Will Translation Jobs Be Automated?
We live in the age of automation. Many jobs are now being automated, whether it is by algorithms or machinery. In this time of rapid technological development, you may be thinking to yourself, will translation jobs be automated in the near future? The short answer is a resounding no.
Will Translation Jobs Disappear? No.
Technological advancement has reached the point where it is no longer only labour-intensive positions that are becoming automated, but also service positions. So, it is no surprise if you find yourself wondering: will translation jobs disappear next? But despite the extent of progress made in technology since just the beginning of this millennium, translation jobs seem to be here to stay.
Three years ago, one translation company CEO proposed that translation jobs would be replaced by machines within one to three years, and yet there are more translation jobs available now than ever before!
This isn’t because technology is too far behind. Progress in translation technology is being made every day. What is keeping translation jobs secure is the fact that language is far too complicated, and human translators are far too useful.
What’s in a Word?
As anyone who has embarked on learning another language can tell you: nuance is difficult. You can learn the equivalents of different words and phrases in a language, only to discover that simply barking phrases like ‘j’aime le fromage’ can only get you so far.

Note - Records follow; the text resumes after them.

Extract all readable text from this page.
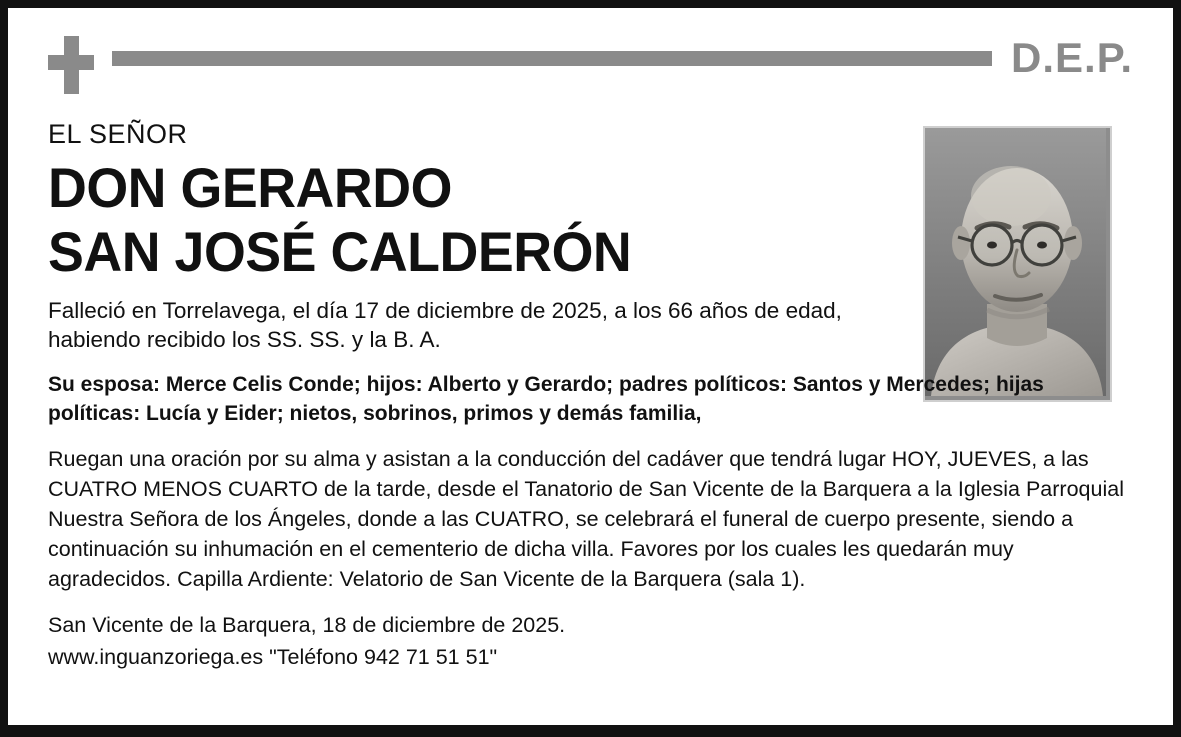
D.E.P.

EL SEÑOR

DON GERARDO
SAN JOSÉ CALDERÓN

Falleció en Torrelavega, el día 17 de diciembre de 2025, a los 66 años de edad, habiendo recibido los SS. SS. y la B. A.

Su esposa: Merce Celis Conde; hijos: Alberto y Gerardo; padres políticos: Santos y Mercedes; hijas políticas: Lucía y Eider; nietos, sobrinos, primos y demás familia,

Ruegan una oración por su alma y asistan a la conducción del cadáver que tendrá lugar HOY, JUEVES, a las CUATRO MENOS CUARTO de la tarde, desde el Tanatorio de San Vicente de la Barquera a la Iglesia Parroquial Nuestra Señora de los Ángeles, donde a las CUATRO, se celebrará el funeral de cuerpo presente, siendo a continuación su inhumación en el cementerio de dicha villa. Favores por los cuales les quedarán muy agradecidos. Capilla Ardiente: Velatorio de San Vicente de la Barquera (sala 1).

San Vicente de la Barquera, 18 de diciembre de 2025.

www.inguanzoriega.es "Teléfono 942 71 51 51"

The meaning of a sentence is more complex. It requires an understanding of not just the words and phrases, but the context. Which is one of the key obstacles in the way of AI translation. Machine learning can do a lot, but how good is it at drawing the meaning from a native speaker’s idioms? How well can it handle regional variations? Grammatical foibles? Or perhaps the simple flair of advertisements?
It’s worth noting that these are roadblocks associated with the satisfactory translation of relatively similar languages. It’s well known that English has borrowed much from other languages over the years. But how effective are translations going to be in crucial business environments such as East Asia or sub-Saharan Africa, where the languages have developed almost entirely independent of those around Europe and the Mediterranean? The answer is – unless the translations come from a human brain, one capable of understanding nuance – not very.
This is one of the reasons why we use translators who work into their mother tongue. Ensuring the context is understood and mistakes are easily spotted.
The Perks of Using a Translator
The complexity in every word and the context in which it is used, leads a demanding translation process. One which artificial intelligence cannot replicate.
Even with increasing efficiency in machine translation methods, the other major hurdle is creativity. An over-looked component of the translator’s role is to infuse a certain humanity to a translation. Beyond making sure that grammar and context are considered, translators must ensure the original intent of the document is considered. This is especially true when looking at marketing documents and those concerning personal matters. The newly translated document must have an efficacy beyond simple legibility.
To make matters worse, a poor translation can entirely change the meaning. Just one wrong word can make a massive difference and convey a completely different meaning to the one intended. While this would be obvious to a native speaker, an algorithm lacks the ever-changing context of a living language.
The Future of Translations
It is true that many of the devices we depend on today could not have been imagined in years past. It’s also true that many jobs that we thought timeless a few years ago have all but disappeared. So, what then of translation?
As another sign of the times, will translation jobs become automated? Will careers in translation begin to disappear? No, with the complexity of a living language and the need for context and creativity, translation jobs should be safe for a while yet.